In such a situation where the country’s electricity consumption continually increases every year, and the concerns about climate change severely impacts on natural disasters throughout the world, fossil fuel is burned to produce energy, i.e. electricity, heat, etc. in response to human need. Electricity is used in machinery and equipment in all sector. Cooling system plays an important role consuming a large quantity of electricity and using widely in not only the industries but also the households and buildings. Hence, the scientists have come up with new and high-efficient technology which can reduce the environmental impact of refrigerant use in the conventional vapor-compression refrigeration systems. One of the such technology is known as “Magnetic refrigeration system or MRS”.

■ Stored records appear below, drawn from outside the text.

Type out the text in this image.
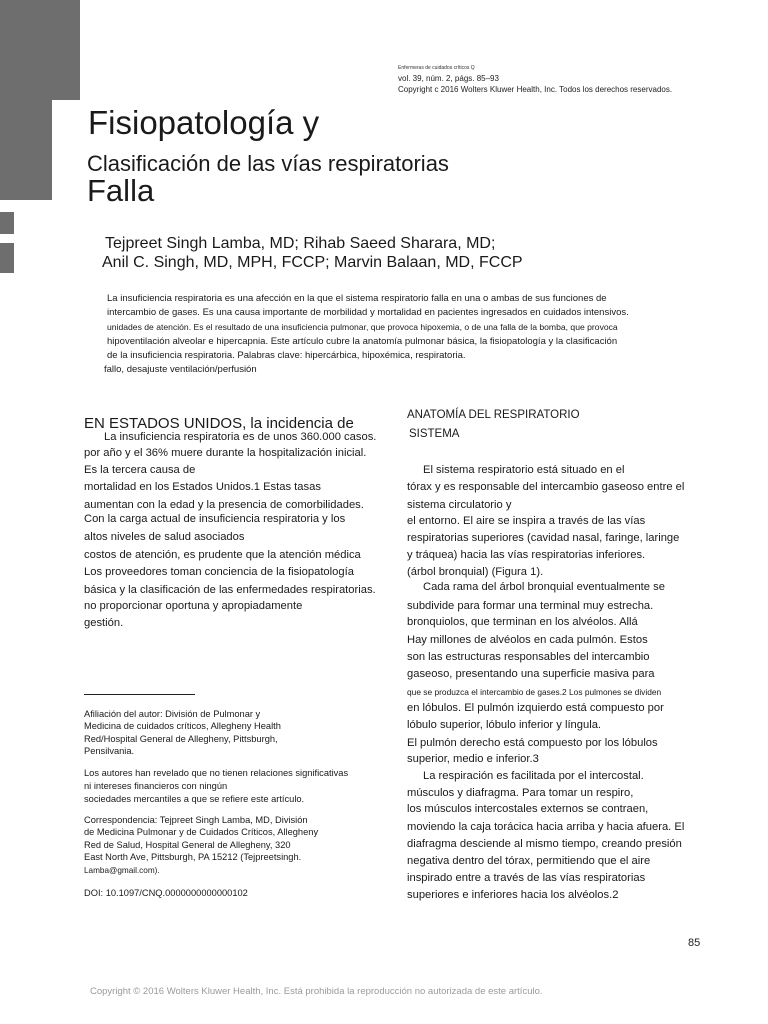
Enfermeras de cuidados críticos Q
vol. 39, núm. 2, págs. 85–93
Copyright c 2016 Wolters Kluwer Health, Inc. Todos los derechos reservados.
Fisiopatología y
Clasificación de las vías respiratorias
Falla
Tejpreet Singh Lamba, MD; Rihab Saeed Sharara, MD;
Anil C. Singh, MD, MPH, FCCP; Marvin Balaan, MD, FCCP
La insuficiencia respiratoria es una afección en la que el sistema respiratorio falla en una o ambas de sus funciones de
intercambio de gases. Es una causa importante de morbilidad y mortalidad en pacientes ingresados en cuidados intensivos.
unidades de atención. Es el resultado de una insuficiencia pulmonar, que provoca hipoxemia, o de una falla de la bomba, que provoca
hipoventilación alveolar e hipercapnia. Este artículo cubre la anatomía pulmonar básica, la fisiopatología y la clasificación
de la insuficiencia respiratoria. Palabras clave: hipercárbica, hipoxémica, respiratoria.
fallo, desajuste ventilación/perfusión
EN ESTADOS UNIDOS, la incidencia de
La insuficiencia respiratoria es de unos 360.000 casos.
por año y el 36% muere durante la hospitalización inicial.
Es la tercera causa de
mortalidad en los Estados Unidos.1 Estas tasas
aumentan con la edad y la presencia de comorbilidades.
Con la carga actual de insuficiencia respiratoria y los
altos niveles de salud asociados
costos de atención, es prudente que la atención médica
Los proveedores toman conciencia de la fisiopatología
básica y la clasificación de las enfermedades respiratorias.
no proporcionar oportuna y apropiadamente
gestión.
Afiliación del autor: División de Pulmonar y
Medicina de cuidados críticos, Allegheny Health
Red/Hospital General de Allegheny, Pittsburgh,
Pensilvania.
Los autores han revelado que no tienen relaciones significativas
ni intereses financieros con ningún
sociedades mercantiles a que se refiere este artículo.
Correspondencia: Tejpreet Singh Lamba, MD, División
de Medicina Pulmonar y de Cuidados Críticos, Allegheny
Red de Salud, Hospital General de Allegheny, 320
East North Ave, Pittsburgh, PA 15212 (Tejpreetsingh.
Lamba@gmail.com).
DOI: 10.1097/CNQ.0000000000000102
ANATOMÍA DEL RESPIRATORIO
SISTEMA
El sistema respiratorio está situado en el
tórax y es responsable del intercambio gaseoso entre el
sistema circulatorio y
el entorno. El aire se inspira a través de las vías
respiratorias superiores (cavidad nasal, faringe, laringe
y tráquea) hacia las vías respiratorias inferiores.
(árbol bronquial) (Figura 1).
Cada rama del árbol bronquial eventualmente se
subdivide para formar una terminal muy estrecha.
bronquiolos, que terminan en los alvéolos. Allá
Hay millones de alvéolos en cada pulmón. Estos
son las estructuras responsables del intercambio
gaseoso, presentando una superficie masiva para
que se produzca el intercambio de gases.2 Los pulmones se dividen
en lóbulos. El pulmón izquierdo está compuesto por
lóbulo superior, lóbulo inferior y língula.
El pulmón derecho está compuesto por los lóbulos
superior, medio e inferior.3
La respiración es facilitada por el intercostal.
músculos y diafragma. Para tomar un respiro,
los músculos intercostales externos se contraen,
moviendo la caja torácica hacia arriba y hacia afuera. El
diafragma desciende al mismo tiempo, creando presión
negativa dentro del tórax, permitiendo que el aire
inspirado entre a través de las vías respiratorias
superiores e inferiores hacia los alvéolos.2
85
Copyright © 2016 Wolters Kluwer Health, Inc. Está prohibida la reproducción no autorizada de este artículo.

The MRS works on the principle of “Magnetocaloric effect”, which is a phenomenon that occurs with Magnetocaloric Material (MCM). Fig.1 shows the basic principle of magnetocaloric effect. By applying the magnetic field, the molecules of the MCM will be influenced to align in the same direction, and its magnetic entropy will be reduced. This causes increasing temperature of the material and vice versa. The MCM can be applied as the solid refrigerant for refrigeration system. The comparison of working principle between the new and conventional ones can be explained as following details.

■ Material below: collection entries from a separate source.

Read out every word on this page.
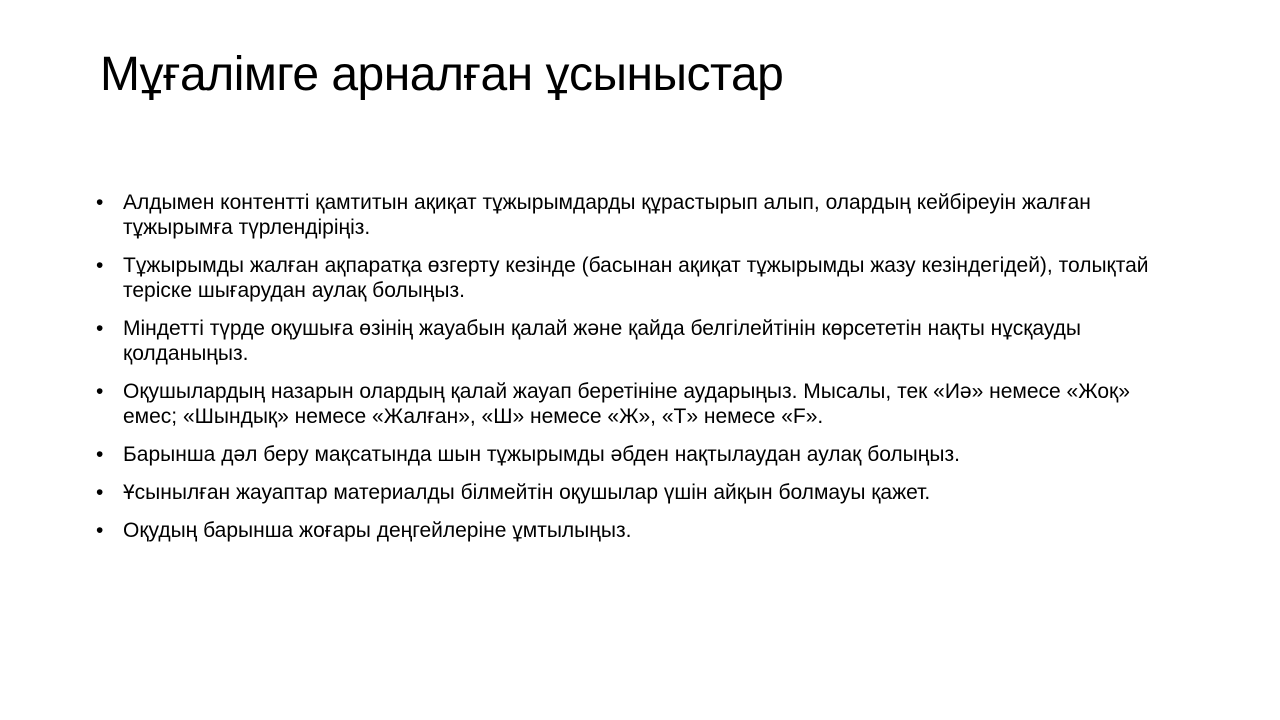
Мұғалімге арналған ұсыныстар
• Алдымен контентті қамтитын ақиқат тұжырымдарды құрастырып алып, олардың кейбіреуін жалған тұжырымға түрлендіріңіз.
• Тұжырымды жалған ақпаратқа өзгерту кезінде (басынан ақиқат тұжырымды жазу кезіндегідей), толықтай теріске шығарудан аулақ болыңыз.
• Міндетті түрде оқушыға өзінің жауабын қалай және қайда белгілейтінін көрсететін нақты нұсқауды қолданыңыз.
• Оқушылардың назарын олардың қалай жауап беретініне аударыңыз. Мысалы, тек «Иә» немесе «Жоқ» емес; «Шындық» немесе «Жалған», «Ш» немесе «Ж», «T» немесе «F».
• Барынша дәл беру мақсатында шын тұжырымды әбден нақтылаудан аулақ болыңыз.
• Ұсынылған жауаптар материалды білмейтін оқушылар үшін айқын болмауы қажет.
• Оқудың барынша жоғары деңгейлеріне ұмтылыңыз.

Fig.2 shows working principle of the MRS, which can be divided into four processes as same as the basic conventional process. Process 1-2: An MCM is placed in the magnetic field where its molecules will be aligned in the same direction, effecting on decreasing of its magnetic entropy. Therefore, the material is heated, and its temperature will become T+deltaT. When compared to the conventional process, this MRS process is similar to the “compression process”. Process 2-3: The added heat from previous process will then be removed to environment by the heat transfer fluid while the magnetic field is constantly held. Then, its temperature will be reduced to T. This is similar to “condensation process” of the conventional one. Process 3-4: By removing the magnetic field, its molecules is returned to disorder condition and the magnetic entropy is increased. Therefore, the MCM temperature will be reduced to T-deltaT. This process is similar to the “expansion process” of the vapor-compression refrigeration system. Process 4-1: The cooled MCM will be placed and absorbed heat from refrigerated space in order to produce cooling effect. Then, the temperature of MCM will be again increased to T and ready to reprocess. This can be compared to the “evaporation process” of the conventional system.
For the vapor-compression system, the refrigerant is a substance, typically fluid, that can be leaked out to the environment. As all we known, many Chlorofluorocarbons (CFCs), which contribute to ozone depletion in the upper atmosphere have been widely used as refrigerants. If it leaks, the system will operate improperly. On the other hand, for the magnetic refrigeration system, there wouldn’t be a problem because the refrigerant is solid, containing in a system without any leakage and being an environmentally friendly substance.
Moreover, an advantage of the magnetic refrigeration system is that the vapor-compression device (compressor) is unnecessary as with the conventional one. It can reduce the operation and maintenance cost of vapor-compression machine, which is a device consuming high electricity level. However, the application of a such system is still limited, since the cost of MCM or Gadolinium is very high. Therefore, the system would be initially applied to small refrigeration system such as home refrigerator, and if the cheaper material can be developed, the magnetic refrigeration system will be possibly applied to the air conditioning system or large refrigeration system for industry in the future.